Offensive Line Play Will Key CU Offense

Talk about Colorado's deep pool of running backs, talk about the talented tight ends, talk about a starting quarterback coaches wouldn't trade for anyone else in the conference. Even talk about the potential for some wide receivers to rise up and grow into bigtime players this year if you want. None of it's going to matter unless the Buffs' offensive line plays well.

In 2003, the big boys up front struggled. The holes just weren't there for the CU running backs the way they had been in 2001 and 2002. The Buffs managed just 1,122 yards on the ground, and only 2.6 yards per carry.

In retrospect, maybe it shouldn't have been a surprise that the Colorado offense had to morph into a passing team and turn away from the crushing ground game it had fielded the prior two seasons. If experience truly is a big factor in college football success, the Buffs were largely without it in the offensive trenches.

"We had Brian (Daniels) last year right out of high school, we had Sam Wilder move over from defense," explained junior OT Clint O'Neal after practice one day this past week. "It was my first year playing. We had Derek Stemrich playing for the first time. There was a lack of experience there."

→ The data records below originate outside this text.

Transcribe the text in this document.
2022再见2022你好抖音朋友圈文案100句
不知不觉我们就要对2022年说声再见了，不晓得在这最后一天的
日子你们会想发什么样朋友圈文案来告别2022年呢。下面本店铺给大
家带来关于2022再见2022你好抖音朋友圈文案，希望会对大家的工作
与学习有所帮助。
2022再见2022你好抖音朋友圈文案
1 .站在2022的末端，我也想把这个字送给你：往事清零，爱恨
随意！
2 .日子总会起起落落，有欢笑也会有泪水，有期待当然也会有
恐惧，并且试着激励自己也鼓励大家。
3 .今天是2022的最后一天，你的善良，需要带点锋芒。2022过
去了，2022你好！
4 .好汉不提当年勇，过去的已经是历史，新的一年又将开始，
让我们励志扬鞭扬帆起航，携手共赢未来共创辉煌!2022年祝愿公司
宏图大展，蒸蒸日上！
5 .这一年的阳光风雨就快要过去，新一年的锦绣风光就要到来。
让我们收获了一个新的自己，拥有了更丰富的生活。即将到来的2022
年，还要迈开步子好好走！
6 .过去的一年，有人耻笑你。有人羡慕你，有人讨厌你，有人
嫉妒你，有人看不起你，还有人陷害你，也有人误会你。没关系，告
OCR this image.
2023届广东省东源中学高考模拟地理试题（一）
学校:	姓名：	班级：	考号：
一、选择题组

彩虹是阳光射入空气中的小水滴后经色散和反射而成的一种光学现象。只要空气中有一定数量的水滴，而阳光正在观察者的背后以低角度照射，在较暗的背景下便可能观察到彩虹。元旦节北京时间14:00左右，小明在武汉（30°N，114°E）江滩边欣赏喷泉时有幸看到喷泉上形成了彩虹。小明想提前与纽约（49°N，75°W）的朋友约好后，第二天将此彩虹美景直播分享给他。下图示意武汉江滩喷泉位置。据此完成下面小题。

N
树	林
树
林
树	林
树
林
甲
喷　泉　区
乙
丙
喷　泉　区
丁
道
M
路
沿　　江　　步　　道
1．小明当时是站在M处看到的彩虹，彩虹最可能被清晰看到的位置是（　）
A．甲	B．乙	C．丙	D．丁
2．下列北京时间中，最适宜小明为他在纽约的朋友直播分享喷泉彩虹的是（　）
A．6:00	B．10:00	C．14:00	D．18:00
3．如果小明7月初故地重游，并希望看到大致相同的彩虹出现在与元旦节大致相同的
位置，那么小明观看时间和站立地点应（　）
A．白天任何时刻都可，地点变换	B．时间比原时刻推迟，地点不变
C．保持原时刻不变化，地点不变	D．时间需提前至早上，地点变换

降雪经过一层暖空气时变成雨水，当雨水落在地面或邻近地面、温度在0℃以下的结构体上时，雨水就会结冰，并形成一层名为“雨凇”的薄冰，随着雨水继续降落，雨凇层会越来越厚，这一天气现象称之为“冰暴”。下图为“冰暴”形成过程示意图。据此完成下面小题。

Only since-graduated Marwan Hage and Karl Allis came into 2003 with starts on their résumé. Not so this year.

"It's totally different," O'Neal said. "We've had a year under our belt to play with each other."

That year means Wilder (12 starts), Stemrich (11), Daniels (9) O'Neal (4) and Gary Moore (1) come into the fall with starting experience. And whether it's due to starts, number of snaps or reps in practice, players on both sides of the ball say the offensive line is ahead of where it was 12 months ago.

Offensive line coach Dave Borbely thinks so, too.

"Our effort's been good," he said Friday. "I love their work ethic. I think we're a lot farther along mentally and physically than we were a year ago this time."

Farther along, but still unsettled at some positions. Borbely pointed to a handful of battles for starting spots that are taking place this preseason. If the team were to play tomorrow, the lineup would probably be Wilder (split tackle), Stemrich (split guard), Mark Fenton (center), Daniels (tight guard) and O'Neal (tight tackle).

But that's not yet set in stone.

"There's a great deal of competition out here," Borbely said. "I think it's better at a couple of spots because we have a couple of guys that came out of spring as backups that are more ready to play at this point in time than we've had in the past.

"Gary Moore (guard) will be ready to play more snaps. Gary's still in a race for a starting spot. Terrance Barreau and Derek Stemrich are still battling it out for the split guard spot. Both those guys are very good players."

Borbely also said that sophomore "Jack Tipton (split tackle) is going to be a guy that's ready to play. "

One thing for sure is the competition bodes well for the line's depth.

"I think we're going to have seven or eight guys that'll be able to step on the field for us," Borbely said.

Borbely also had praise for his two newest pupils, true freshmen Garrett Collins and Daniel Sanders. Though they're most likely headed for redshirt years, Borbely said both were working hard. Sanders came to camp a better looking player than some expected. He earned an offer at the last minute in February after a scholarship became available. Because of Barreau's battle at split guard, Sanders has been taking every snap at the No. 2 center the past few days.

Which leads us to the least experienced starter on the line, Fenton. The 6-4, 290-pounder has no starts and just 70 plays under his belt. His most extensive time came in last year's Iowa State game, when he took over for an injured Hage after the offense's second series.

Fenton first impressed coaches in the team's Alamo Bowl practices in San Antonio at the end of the 2002 season. That following spring, Fenton practiced as the No. 1 center as Stemrich, who was supposed to take over the spot, sat out with an injury.

He says he's ready to go.

"Last year I played behind Marwan, and I learned a lot from Marwan," he said.

Fenton played center and defensive line in high school, and was originally recruited to CU to play defense. But he likes where he's at.

"It's almost like being the quarterback on the line," he said. "You have to organize the line, get the huddle straight, call out the defense for your fellow linemen and call out their blocking assignments most of the time."

And Fenton also sees a difference between the line play last preseason and this preseason.

"There's no comparison," he said. "We have a different feel. The camaraderie's better, we just feel like a cohesive unit."